Karbolineum

Eisplatz In Nagold das Eiscafé Venezia hieß Eiscafé Venedig. ...

In Nagold das Eiscafé Venezia hieß Eiscafé Venedig.

Jetzt, da ich mich erinnern soll, weiß ich nicht mehr genau, ab wann gab es das Eiscafé Venedig? 1960? 1961? Es kam als Zeichen des Fortschritts, so wie die beginnende Allgegenwart des Fernsehens, der Autos und der Fünftagewoche. Neu auch das Wort Gastarbeiter und die Gastarbeiter selbst. Sie kamen aus Italien. Genau wie das Eiscafé in der Freudenstädter Straße. Davor war dort alles eng und dunkel, schiefe und bucklige Häuser, noch mit Scheuer und Stall, Winkel und Mäuerchen, ein altes Glomp, direkt an der Waldach bis zur Ankerbrücke. Klein-Venedig sagten die Erwachsenen dazu und kicherten, weil ja kaum einer von ihnen Venedig bis dahin je gesehen. Jetzt auf einmal alles hell und sauber, ein riesiger öder Busbahnhof, auf dem sich im Sommer der Asphalt wellte, weil es keinen Schatten gab und für den sie die Waldach in einem Tunnel hatten verschwinden lassen. Kiosk, Zigarettenautomat, Fahrplantafeln, Telefonzelle, Klos und ein großstädtischer Wartesaal an der einen und dem Eiscafé Venedig an der gegenüberliegenden Ecke. Im Zeitungsständer am Kiosk immer ganz vorn die National- und Soldatenzeitung mit Schlagzeilen über Frahm alias Willy Brandt. Bis dahin kannte ich Cafés nur mit Kaffee und Kuchen und Spitzendeckchen unter Glas. Das Eiscafé war innen ganz anders, kein Plüsch, kühle Pastellfarben, es gab Eisbecher. Zu Eisbechern sagte man Eisbomben (der Krieg war noch nicht lang vorbei).

Hatten sie damals auch schon eine richtige italienische Kaffeemaschine? An das Zischen und Kaffeesatz-Klopfen kann ich mich nicht erinnern. Sowieso kannte ich das Eiscafé innen nur von außen. Ein Fenster neben der Eingangstür als Schalter für das Eis in der Waffel zum Mitnehmen. Der Bollen zehn Pfennig und noch nicht so viele Sorten wie heute. Schokolade, Vanille, Erdbeer, Zitrone. Klaus Kapp behauptet, es hätte dort auch Stracciatella gegeben, aber ich bin mir nicht sicher, das hätte doch niemand aussprechen oder sich merken können. Ich konnte ja nicht einmal das Wort "Karbolineum" behalten. Das muss ungefähr im gleichen Jahr gewesen sein, als das Eiscafé nach Nagold kam. In den Sommerferien. Mein Vater setzte einen neuen Zaun um den Hennenlauf, die Pfosten aus Holz. Unten die angespitzten Teile wurden mit Karbolineum eingepinselt, damit sie nicht gleich verfaulten und er schickte mich los, beim Farben-Unger auf der Insel (gar nicht weit vom Eiscafé) Nachschub zu holen.

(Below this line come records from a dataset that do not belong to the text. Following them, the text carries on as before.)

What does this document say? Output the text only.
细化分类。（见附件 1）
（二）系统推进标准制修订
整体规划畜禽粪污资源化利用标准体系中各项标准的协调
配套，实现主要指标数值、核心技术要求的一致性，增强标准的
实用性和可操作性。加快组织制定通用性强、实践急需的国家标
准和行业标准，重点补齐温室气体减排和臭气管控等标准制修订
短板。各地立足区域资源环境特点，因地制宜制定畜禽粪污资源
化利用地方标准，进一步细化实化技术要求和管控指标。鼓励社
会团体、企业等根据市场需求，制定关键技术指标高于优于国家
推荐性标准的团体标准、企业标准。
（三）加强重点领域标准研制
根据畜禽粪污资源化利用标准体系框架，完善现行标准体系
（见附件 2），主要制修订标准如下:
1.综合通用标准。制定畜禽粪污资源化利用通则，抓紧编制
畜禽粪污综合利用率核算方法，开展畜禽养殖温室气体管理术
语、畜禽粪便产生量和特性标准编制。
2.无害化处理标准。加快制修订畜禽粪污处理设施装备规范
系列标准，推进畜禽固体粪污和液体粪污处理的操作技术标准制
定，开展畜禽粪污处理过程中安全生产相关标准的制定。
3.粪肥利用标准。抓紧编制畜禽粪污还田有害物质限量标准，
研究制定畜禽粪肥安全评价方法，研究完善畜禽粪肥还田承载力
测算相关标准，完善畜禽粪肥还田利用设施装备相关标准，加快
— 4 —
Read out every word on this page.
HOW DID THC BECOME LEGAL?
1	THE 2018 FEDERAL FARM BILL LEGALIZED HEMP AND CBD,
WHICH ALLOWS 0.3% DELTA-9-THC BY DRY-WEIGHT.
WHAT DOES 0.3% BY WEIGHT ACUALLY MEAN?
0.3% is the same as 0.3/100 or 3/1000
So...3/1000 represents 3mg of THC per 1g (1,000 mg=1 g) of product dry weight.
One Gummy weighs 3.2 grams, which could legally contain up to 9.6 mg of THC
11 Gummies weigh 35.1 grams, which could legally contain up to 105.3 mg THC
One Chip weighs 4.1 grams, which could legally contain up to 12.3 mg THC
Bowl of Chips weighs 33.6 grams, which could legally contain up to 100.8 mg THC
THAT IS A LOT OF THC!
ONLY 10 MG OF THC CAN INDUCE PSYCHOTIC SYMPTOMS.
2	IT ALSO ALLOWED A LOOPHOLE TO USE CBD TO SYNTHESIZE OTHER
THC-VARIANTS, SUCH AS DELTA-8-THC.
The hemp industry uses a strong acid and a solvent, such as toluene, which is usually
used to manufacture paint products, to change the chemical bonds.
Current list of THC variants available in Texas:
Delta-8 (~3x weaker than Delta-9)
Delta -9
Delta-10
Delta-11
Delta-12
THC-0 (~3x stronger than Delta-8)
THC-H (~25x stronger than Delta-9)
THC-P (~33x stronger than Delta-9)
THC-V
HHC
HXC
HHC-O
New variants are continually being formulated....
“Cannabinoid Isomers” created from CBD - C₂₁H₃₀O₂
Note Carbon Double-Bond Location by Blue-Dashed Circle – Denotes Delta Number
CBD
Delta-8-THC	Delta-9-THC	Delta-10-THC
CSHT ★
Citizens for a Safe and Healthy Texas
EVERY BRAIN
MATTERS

Ich zog los, einen Blecheimer dabei, in dem früher Honig war. Unterwegs fiel mir das Wort aus. Ich ging also über die Insel, es war heiß, und ich wusste nicht mehr, wie das hieß, was ich beim Farben-Unger kaufen sollte. Schon sah ich mich stumm dem Herrn Unger den Eimer hinhalten, hilflos mit den Schultern und für den ganzen Laden ein Gelächter. Zurück und noch mal fragen? Zu heiß! Ich hoffte auf Eingebung, dass es mir doch irgendwie plötzlich wieder in den Sinn komme. Vielleicht auch der liebe Gott. Und dann die grenzenlose Erleichterung, als ich vor einem verschlossenen Laden stand. In der Ladentür ein Schild: Betriebsferien von bis. Wie kurz und beschwingt jetzt der Heimweg, den leeren Eimer wie eine Milchkanne hin- und herschwenkend. Mein Vater fragt gleich: Und der Farben-Kiefer, warst du auch beim Farben-Kiefer in der Turmstraße? An den hatte ich nicht gedacht. Auch Betriebsferien! Schon beim Aussprechen wollte ich es selber glauben. Aber was hatte ich jetzt getan? Den eigenen Vater angelogen, die schlimmste Sünde überhaupt, schlimmer als an Karfreitag mit dem Bruder streiten beziehungsweise Fleisch essen. Mein Vater packte mich am Arm, rot vor Zorn, und schlug auf meinen Hintern ein, konnte nicht aufhören, jeder Schlag feuerte seine Wut noch mehr an, ich schrie, wir drehten uns im Kreis umeinander, ein fürchterlicher Tanz.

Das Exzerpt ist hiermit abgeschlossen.